While studying philosophy at the University of Algiers, Camus contracted tuberculosis at seventeen — an experience that left a decisive mark on his thought. Living in proximity to death from a young age is said to have bred his distrust of abstract philosophical systems and his inclination toward a bodily, sensory affirmation of life. His early essays Betwixt and Between and Nuptials, celebrating Mediterranean sunlight, the sea, and physical joy, contain the embryo of his later absurdist philosophy: human beings inevitably die, the world does not answer our call, and yet the sunlight is beautiful. The simultaneous affirmation of this contradiction lies at the root of Camus's thought.

In 1942, at twenty-nine, the novel The Stranger and the philosophical essay The Myth of Sisyphus catapulted him to international renown. Meursault, the protagonist, sheds no tears at his mother's funeral, kills an Arab because of the glare of the sun, refuses to show remorse at his trial, and is sentenced to death — a figure who exposes the fictions of modern morality by refusing the emotional performances society demands. Meanwhile, The Myth of Sisyphus opens with the sentence 'There is but one truly serious philosophical problem, and that is suicide,' and finds in Sisyphus — condemned to push a boulder to the summit only to watch it roll back down, forever — an image of a human being who, fully conscious of the absurd, chooses to go on living. The essay concludes: 'One must imagine Sisyphus happy.'

During World War II, Camus served in Paris as editor of Combat, the Resistance underground newspaper, writing anonymous editorials of defiance. The Plague, published after the war, depicted the fight against an epidemic sweeping the Algerian city of Oran and was read as a narrative of collective revolt and solidarity against the absurd. The passage in which Dr. Rieux names the reason he fights the plague as 'decency' encapsulates Camus's ethics.

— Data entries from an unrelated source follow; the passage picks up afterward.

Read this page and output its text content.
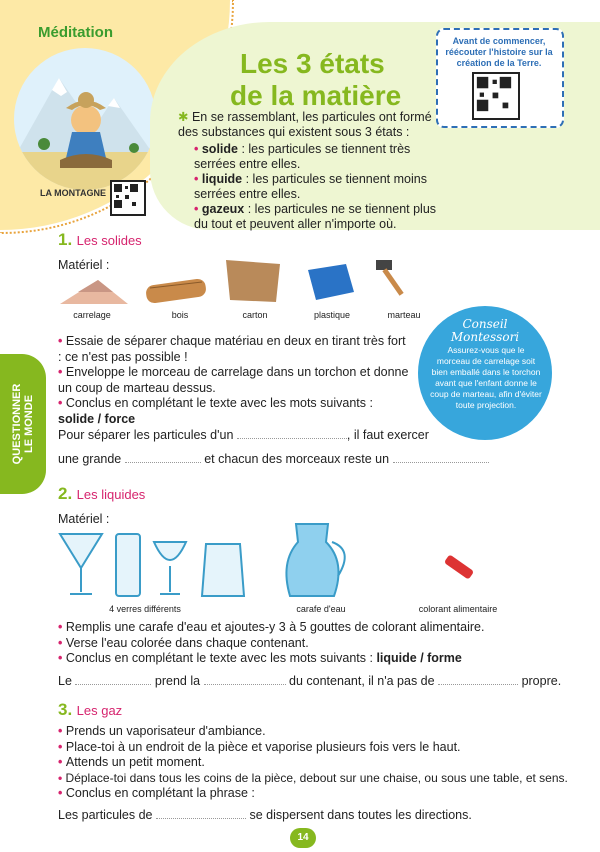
Méditation
LA MONTAGNE
Les 3 états
de la matière
Avant de commencer, réécouter l'histoire sur la création de la Terre.
✱ En se rassemblant, les particules ont formé des substances qui existent sous 3 états :
• solide : les particules se tiennent très serrées entre elles.
• liquide : les particules se tiennent moins serrées entre elles.
• gazeux : les particules ne se tiennent plus du tout et peuvent aller n'importe où.
QUESTIONNER
LE MONDE
1. Les solides
Matériel :
carrelage	bois	carton	plastique	marteau
• Essaie de séparer chaque matériau en deux en tirant très fort : ce n'est pas possible !
• Enveloppe le morceau de carrelage dans un torchon et donne un coup de marteau dessus.
• Conclus en complétant le texte avec les mots suivants :
solide / force
Conseil
Montessori
Assurez-vous que le morceau de carrelage soit bien emballé dans le torchon avant que l'enfant donne le coup de marteau, afin d'éviter toute projection.
Pour séparer les particules d'un	, il faut exercer
une grande	et chacun des morceaux reste un
2. Les liquides
Matériel :
4 verres différents	carafe d'eau	colorant alimentaire
• Remplis une carafe d'eau et ajoutes-y 3 à 5 gouttes de colorant alimentaire.
• Verse l'eau colorée dans chaque contenant.
• Conclus en complétant le texte avec les mots suivants : liquide / forme
Le	prend la	du contenant, il n'a pas de	propre.
3. Les gaz
• Prends un vaporisateur d'ambiance.
• Place-toi à un endroit de la pièce et vaporise plusieurs fois vers le haut.
• Attends un petit moment.
• Déplace-toi dans tous les coins de la pièce, debout sur une chaise, ou sous une table, et sens.
• Conclus en complétant la phrase :
Les particules de	se dispersent dans toutes les directions.
14
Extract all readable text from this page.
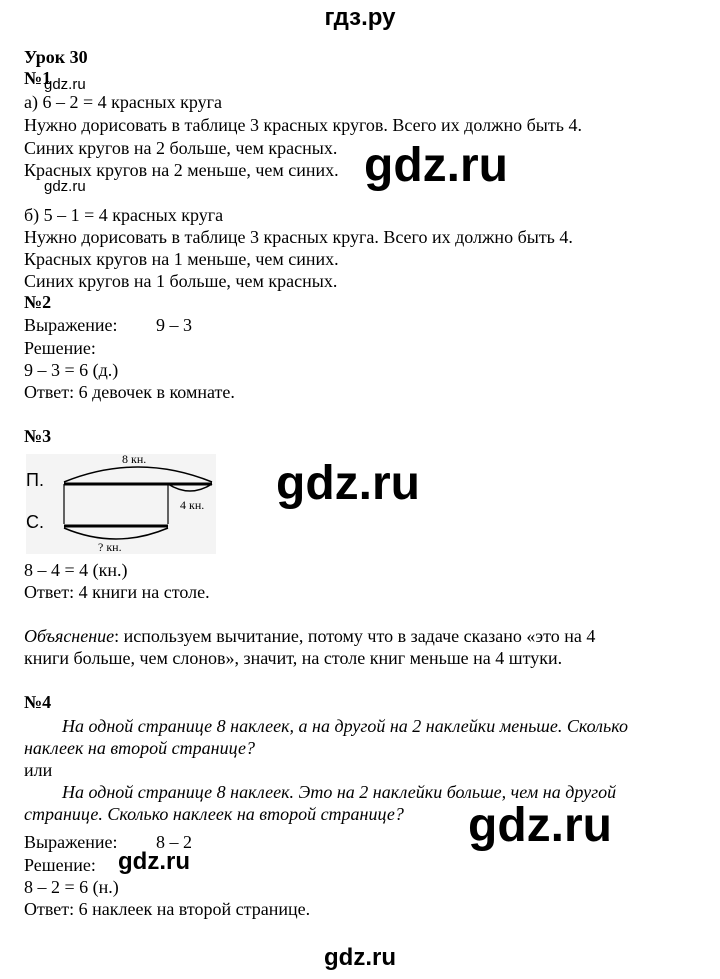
гдз.ру
Урок 30
№1
gdz.ru
а) 6 – 2 = 4 красных круга
Нужно дорисовать в таблице 3 красных кругов. Всего их должно быть 4.
Синих кругов на 2 больше, чем красных.
Красных кругов на 2 меньше, чем синих.
gdz.ru	gdz.ru
б) 5 – 1 = 4 красных круга
Нужно дорисовать в таблице 3 красных круга. Всего их должно быть 4.
Красных кругов на 1 меньше, чем синих.
Синих кругов на 1 больше, чем красных.
№2
Выражение: 9 – 3
Решение:
9 – 3 = 6 (д.)
Ответ: 6 девочек в комнате.
№3
П.
С.
8 кн.
4 кн.
? кн.
gdz.ru
8 – 4 = 4 (кн.)
Ответ: 4 книги на столе.
Объяснение: используем вычитание, потому что в задаче сказано «это на 4
книги больше, чем слонов», значит, на столе книг меньше на 4 штуки.
№4
На одной странице 8 наклеек, а на другой на 2 наклейки меньше. Сколько
наклеек на второй странице?
или
На одной странице 8 наклеек. Это на 2 наклейки больше, чем на другой
странице. Сколько наклеек на второй странице? gdz.ru
Выражение: 8 – 2
Решение: gdz.ru
8 – 2 = 6 (н.)
Ответ: 6 наклеек на второй странице.
gdz.ru
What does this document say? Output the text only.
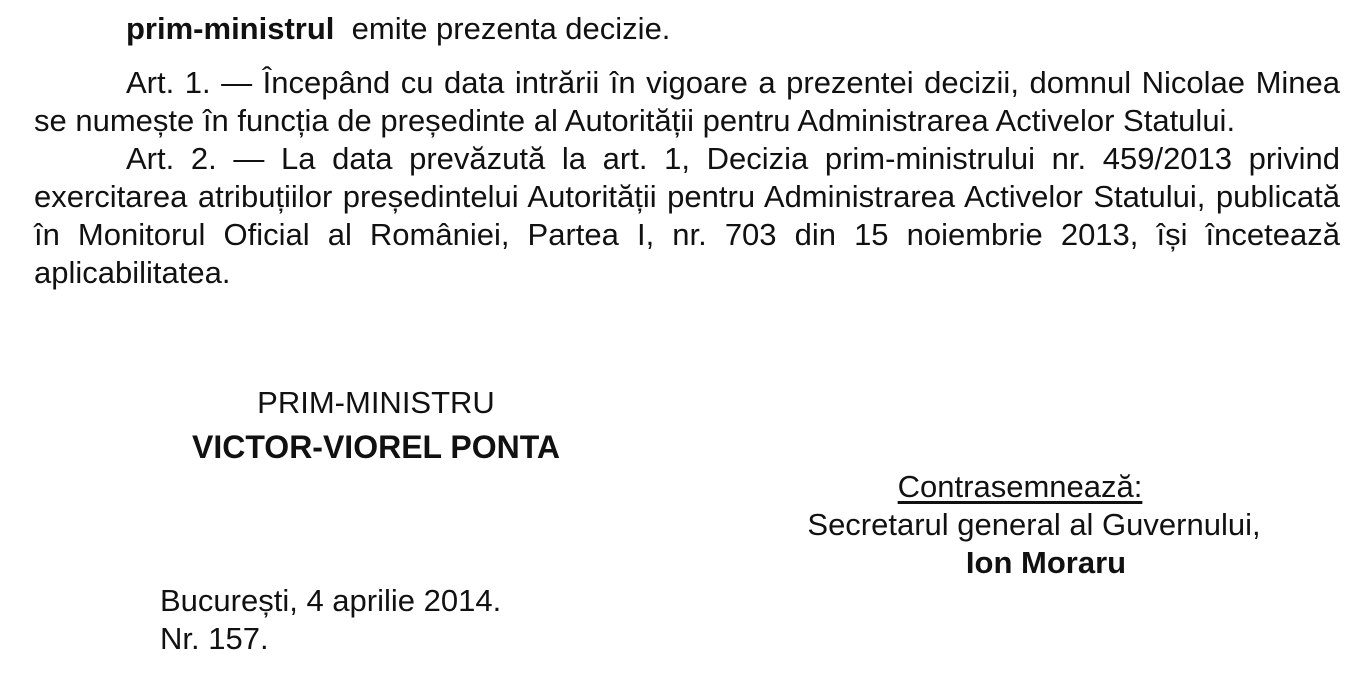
prim-ministrul emite prezenta decizie.
Art. 1. — Începând cu data intrării în vigoare a prezentei decizii, domnul Nicolae Minea se numește în funcția de președinte al Autorității pentru Administrarea Activelor Statului.
Art. 2. — La data prevăzută la art. 1, Decizia prim-ministrului nr. 459/2013 privind exercitarea atribuțiilor președintelui Autorității pentru Administrarea Activelor Statului, publicată în Monitorul Oficial al României, Partea I, nr. 703 din 15 noiembrie 2013, își încetează aplicabilitatea.
PRIM-MINISTRU
VICTOR-VIOREL PONTA
Contrasemnează:
Secretarul general al Guvernului,
Ion Moraru
București, 4 aprilie 2014.
Nr. 157.
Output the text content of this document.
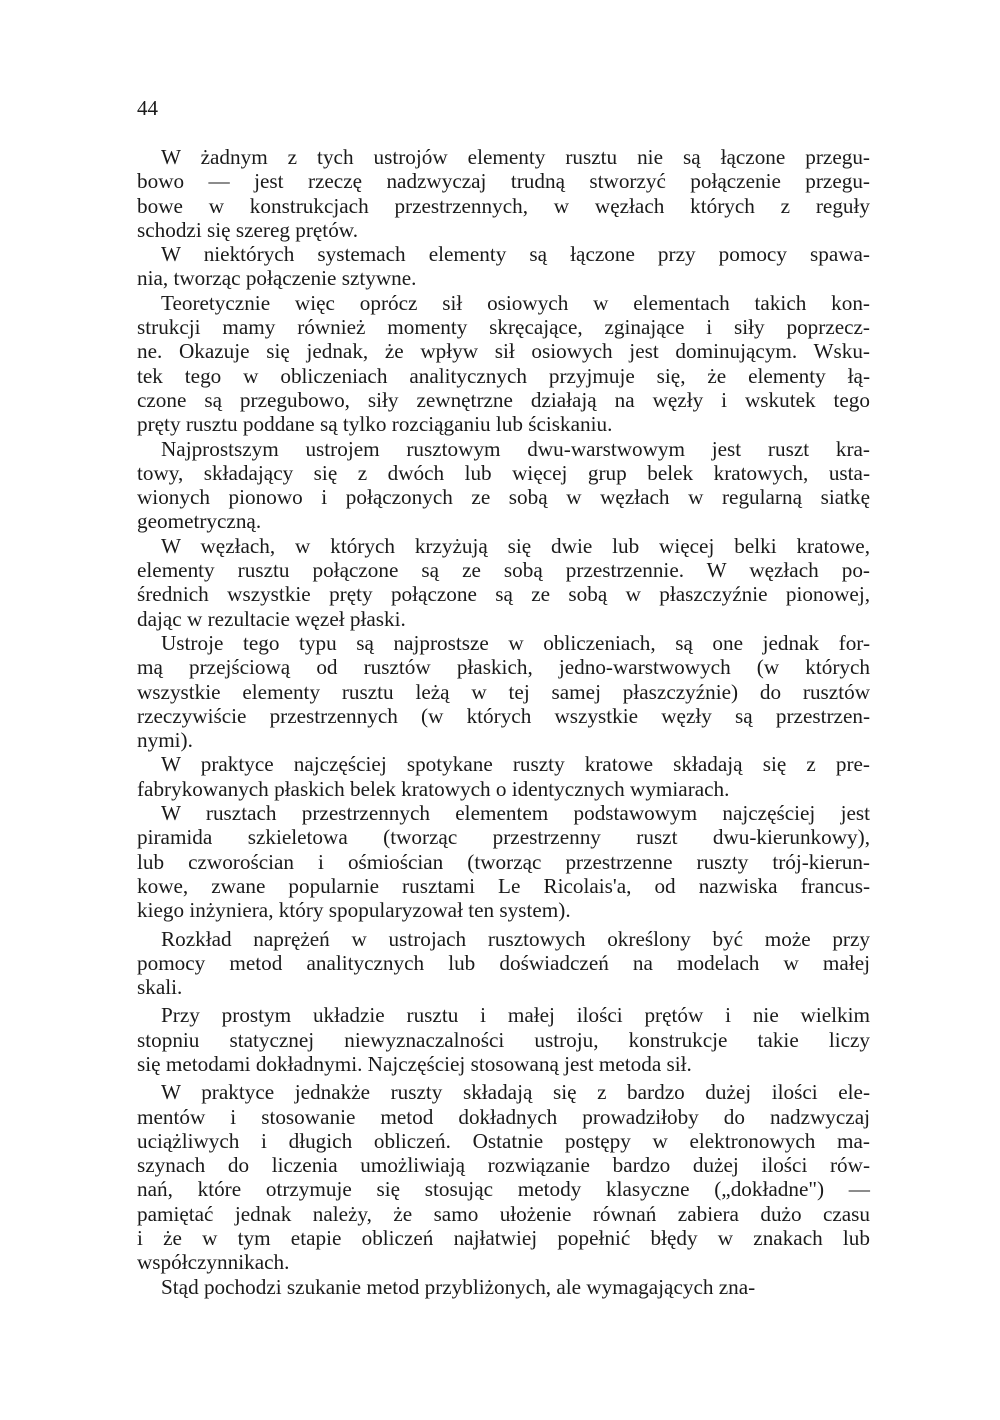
44
W żadnym z tych ustrojów elementy rusztu nie są łączone przegu-
bowo — jest rzeczę nadzwyczaj trudną stworzyć połączenie przegu-
bowe w konstrukcjach przestrzennych, w węzłach których z reguły
schodzi się szereg prętów.
W niektórych systemach elementy są łączone przy pomocy spawa-
nia, tworząc połączenie sztywne.
Teoretycznie więc oprócz sił osiowych w elementach takich kon-
strukcji mamy również momenty skręcające, zginające i siły poprzecz-
ne. Okazuje się jednak, że wpływ sił osiowych jest dominującym. Wsku-
tek tego w obliczeniach analitycznych przyjmuje się, że elementy łą-
czone są przegubowo, siły zewnętrzne działają na węzły i wskutek tego
pręty rusztu poddane są tylko rozciąganiu lub ściskaniu.
Najprostszym ustrojem rusztowym dwu-warstwowym jest ruszt kra-
towy, składający się z dwóch lub więcej grup belek kratowych, usta-
wionych pionowo i połączonych ze sobą w węzłach w regularną siatkę
geometryczną.
W węzłach, w których krzyżują się dwie lub więcej belki kratowe,
elementy rusztu połączone są ze sobą przestrzennie. W węzłach po-
średnich wszystkie pręty połączone są ze sobą w płaszczyźnie pionowej,
dając w rezultacie węzeł płaski.
Ustroje tego typu są najprostsze w obliczeniach, są one jednak for-
mą przejściową od rusztów płaskich, jedno-warstwowych (w których
wszystkie elementy rusztu leżą w tej samej płaszczyźnie) do rusztów
rzeczywiście przestrzennych (w których wszystkie węzły są przestrzen-
nymi).
W praktyce najczęściej spotykane ruszty kratowe składają się z pre-
fabrykowanych płaskich belek kratowych o identycznych wymiarach.
W rusztach przestrzennych elementem podstawowym najczęściej jest
piramida szkieletowa (tworząc przestrzenny ruszt dwu-kierunkowy),
lub czworościan i ośmiościan (tworząc przestrzenne ruszty trój-kierun-
kowe, zwane popularnie rusztami Le Ricolais'a, od nazwiska francus-
kiego inżyniera, który spopularyzował ten system).
Rozkład naprężeń w ustrojach rusztowych określony być może przy
pomocy metod analitycznych lub doświadczeń na modelach w małej
skali.
Przy prostym układzie rusztu i małej ilości prętów i nie wielkim
stopniu statycznej niewyznaczalności ustroju, konstrukcje takie liczy
się metodami dokładnymi. Najczęściej stosowaną jest metoda sił.
W praktyce jednakże ruszty składają się z bardzo dużej ilości ele-
mentów i stosowanie metod dokładnych prowadziłoby do nadzwyczaj
uciążliwych i długich obliczeń. Ostatnie postępy w elektronowych ma-
szynach do liczenia umożliwiają rozwiązanie bardzo dużej ilości rów-
nań, które otrzymuje się stosując metody klasyczne („dokładne") —
pamiętać jednak należy, że samo ułożenie równań zabiera dużo czasu
i że w tym etapie obliczeń najłatwiej popełnić błędy w znakach lub
współczynnikach.
Stąd pochodzi szukanie metod przybliżonych, ale wymagających zna-
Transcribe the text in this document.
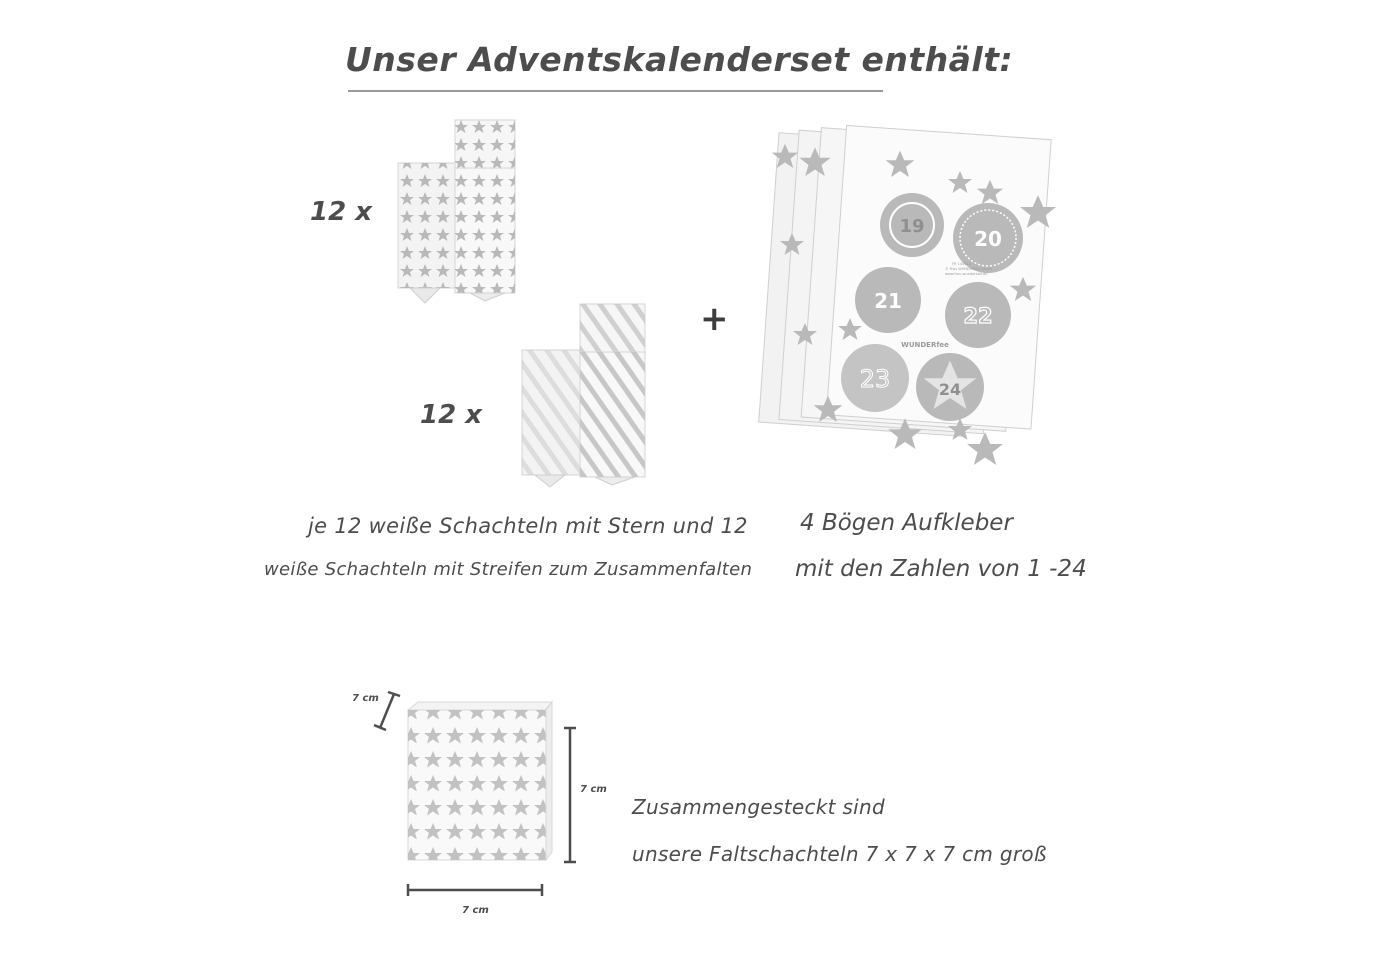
Unser Adventskalenderset enthält:
12 x
12 x
+
19
20
21
22
23	24
WUNDERfee
FR 143610
© Frau WUNDERVoll GmbH
www.frau-wundervoll.de
je 12 weiße Schachteln mit Stern und 12
weiße Schachteln mit Streifen zum Zusammenfalten
4 Bögen Aufkleber
mit den Zahlen von 1 -24
7 cm
7 cm
7 cm
Zusammengesteckt sind
unsere Faltschachteln 7 x 7 x 7 cm groß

The novel was widely re-read during the pandemic of the 2020s as a universal text asking how individuals should act and unite in the face of uncontrollable catastrophe.

The Rebel, published in 1951, criticized the structure by which revolution justifies murder in the name of justice, arguing that only rebellion aware of its own limits can preserve human freedom. This work triggered the definitive break with Sartre. Where Sartre inclined toward tolerating violence in the name of historical progress, Camus would not yield: 'No cause justifies the death of a single child.' Their dispute was not a personal feud but a fundamental fork in political philosophy: whether ends can justify means.

In 1957, at forty-four, Camus received the Nobel Prize in Literature — awarded during the Algerian War. He sided with neither the independence movement nor the colonial establishment, choosing the isolated position of calling for an end to violence against civilians. His remark — 'I believe in justice, but I will defend my mother before justice' — was controversial but condensed his ethic of placing concrete human life above abstract ideology. On January 4, 1960, he was killed in a car accident at the age of forty-six; in his bag was the unfinished manuscript of The First Man.

Expert Perspective

In philosophical history, Camus is often grouped under existentialism, but he consistently rejected the label. His position forms its own domain as 'the philosophy of the absurd.' Where Kierkegaard and Jaspers treated the absurd as an occasion for a leap of faith, Camus refused transcendence and chose to remain within the absurd. Where Sartre emphasized freedom and historical action, Camus set ethical limits on revolt — a fundamental divergence. His thought, rooted in Mediterranean sensibility and the landscape of North Africa, privileges ethics over ontology and concrete human experience over systematic theory.